The first Fulbright Lifetime Achievement Medals were awarded in 2000 to Fulbright alumni Arlene Alda, Barbara Knowles Debs, and Richard A. Debs. The Fulbright Lifetime Achievement Medal honors Fulbright alumni whose distinguished careers and civic and cultural contributions seek to expand the boundaries of human wisdom, empathy, and perception. Recipients of the Medal show exemplary commitments to creative leadership and liberal education.

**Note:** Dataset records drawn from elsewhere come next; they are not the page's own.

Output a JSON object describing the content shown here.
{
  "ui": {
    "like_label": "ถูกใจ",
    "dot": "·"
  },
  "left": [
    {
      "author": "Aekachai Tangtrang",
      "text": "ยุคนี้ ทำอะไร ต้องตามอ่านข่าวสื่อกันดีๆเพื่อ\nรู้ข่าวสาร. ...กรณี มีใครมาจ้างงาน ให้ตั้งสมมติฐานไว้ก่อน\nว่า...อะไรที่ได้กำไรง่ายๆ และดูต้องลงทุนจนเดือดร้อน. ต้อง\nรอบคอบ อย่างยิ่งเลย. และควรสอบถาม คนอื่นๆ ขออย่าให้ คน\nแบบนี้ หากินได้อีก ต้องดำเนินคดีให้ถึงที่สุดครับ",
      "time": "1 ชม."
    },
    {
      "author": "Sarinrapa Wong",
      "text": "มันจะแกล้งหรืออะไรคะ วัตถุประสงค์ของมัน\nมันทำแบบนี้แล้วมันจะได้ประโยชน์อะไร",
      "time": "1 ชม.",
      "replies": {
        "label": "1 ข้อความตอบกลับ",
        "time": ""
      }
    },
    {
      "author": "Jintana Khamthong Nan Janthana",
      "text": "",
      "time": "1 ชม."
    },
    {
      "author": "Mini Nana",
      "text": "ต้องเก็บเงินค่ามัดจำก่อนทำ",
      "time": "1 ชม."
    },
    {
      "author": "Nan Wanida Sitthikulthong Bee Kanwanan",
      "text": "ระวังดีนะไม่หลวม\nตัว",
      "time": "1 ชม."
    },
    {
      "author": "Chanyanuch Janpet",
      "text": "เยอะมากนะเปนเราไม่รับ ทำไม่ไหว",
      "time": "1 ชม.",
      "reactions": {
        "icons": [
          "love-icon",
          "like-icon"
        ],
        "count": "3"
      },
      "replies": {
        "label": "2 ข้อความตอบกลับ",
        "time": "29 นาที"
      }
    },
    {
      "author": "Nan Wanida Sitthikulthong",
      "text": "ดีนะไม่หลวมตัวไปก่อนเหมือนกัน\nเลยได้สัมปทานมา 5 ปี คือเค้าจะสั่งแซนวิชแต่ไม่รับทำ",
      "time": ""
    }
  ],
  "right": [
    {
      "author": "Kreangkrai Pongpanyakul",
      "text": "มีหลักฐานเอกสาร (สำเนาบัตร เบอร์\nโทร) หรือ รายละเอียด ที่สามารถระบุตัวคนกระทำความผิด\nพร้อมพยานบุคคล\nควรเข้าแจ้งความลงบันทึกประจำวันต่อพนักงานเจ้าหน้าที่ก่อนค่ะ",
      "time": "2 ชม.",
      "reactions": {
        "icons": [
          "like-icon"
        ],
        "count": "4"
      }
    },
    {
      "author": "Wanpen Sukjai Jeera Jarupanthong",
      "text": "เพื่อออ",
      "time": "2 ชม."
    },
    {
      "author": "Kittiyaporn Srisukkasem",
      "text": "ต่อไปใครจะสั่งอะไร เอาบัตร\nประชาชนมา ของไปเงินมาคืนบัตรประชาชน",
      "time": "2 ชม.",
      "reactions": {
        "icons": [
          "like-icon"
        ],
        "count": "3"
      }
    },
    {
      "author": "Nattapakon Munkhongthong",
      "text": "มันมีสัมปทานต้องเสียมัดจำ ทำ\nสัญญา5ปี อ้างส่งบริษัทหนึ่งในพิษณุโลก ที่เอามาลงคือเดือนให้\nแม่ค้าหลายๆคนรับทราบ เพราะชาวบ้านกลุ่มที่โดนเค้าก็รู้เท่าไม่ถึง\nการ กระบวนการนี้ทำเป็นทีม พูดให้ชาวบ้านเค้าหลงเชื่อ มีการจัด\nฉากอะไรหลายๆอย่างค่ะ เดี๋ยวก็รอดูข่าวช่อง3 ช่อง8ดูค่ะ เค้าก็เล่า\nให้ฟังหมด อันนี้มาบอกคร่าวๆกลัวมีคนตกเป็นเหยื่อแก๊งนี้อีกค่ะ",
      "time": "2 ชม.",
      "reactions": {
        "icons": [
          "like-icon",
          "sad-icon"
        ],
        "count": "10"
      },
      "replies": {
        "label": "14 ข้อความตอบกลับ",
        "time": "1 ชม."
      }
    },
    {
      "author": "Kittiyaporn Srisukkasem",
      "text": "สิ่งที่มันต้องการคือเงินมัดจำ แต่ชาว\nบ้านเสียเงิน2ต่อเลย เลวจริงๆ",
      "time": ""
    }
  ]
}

=== Selma Jeanne Cohen Fund Lecture ===

The Selma Jeanne Cohen Fund Lecture for International Scholarship on Dance was created through a generous bequest by the late dance scholar and historian Dr. Selma Jeanne Cohen, who was a Fulbright scholar in Russia in 1976. The Fulbright Association administers the endowed Selma Jeanne Cohen Fund lecture, a presentation at the association's annual conference about previously unpublished research in dance history or other areas of dance scholarship. With annual funding for the past 15 years from the U. S. Department of State, the association has awarded funds to chapters to provide more than 150 local enrichment events and activities annually for Fulbright visiting students, teachers and scholars from abroad. These funds have also supported chapter mentoring and Fulbright Program outreach efforts. In 2004, the Fulbright Association responded to requests of international alumni to hold annual conferences outside the United States.

== Annual conference ==
The association holds its annual conference abroad in even years and in the United States in odd years. International conferences have been held in Athens (2004), Morocco (2006), Beijing (2008), Buenos Aires (2010), London (2012) and Puebla, Mexico (2018). Subsequent COVID-19 pandemic-era meetings were held virtually, in 2020 and 2021. In-person meetings were resumed in Bethesda, Maryland (2022).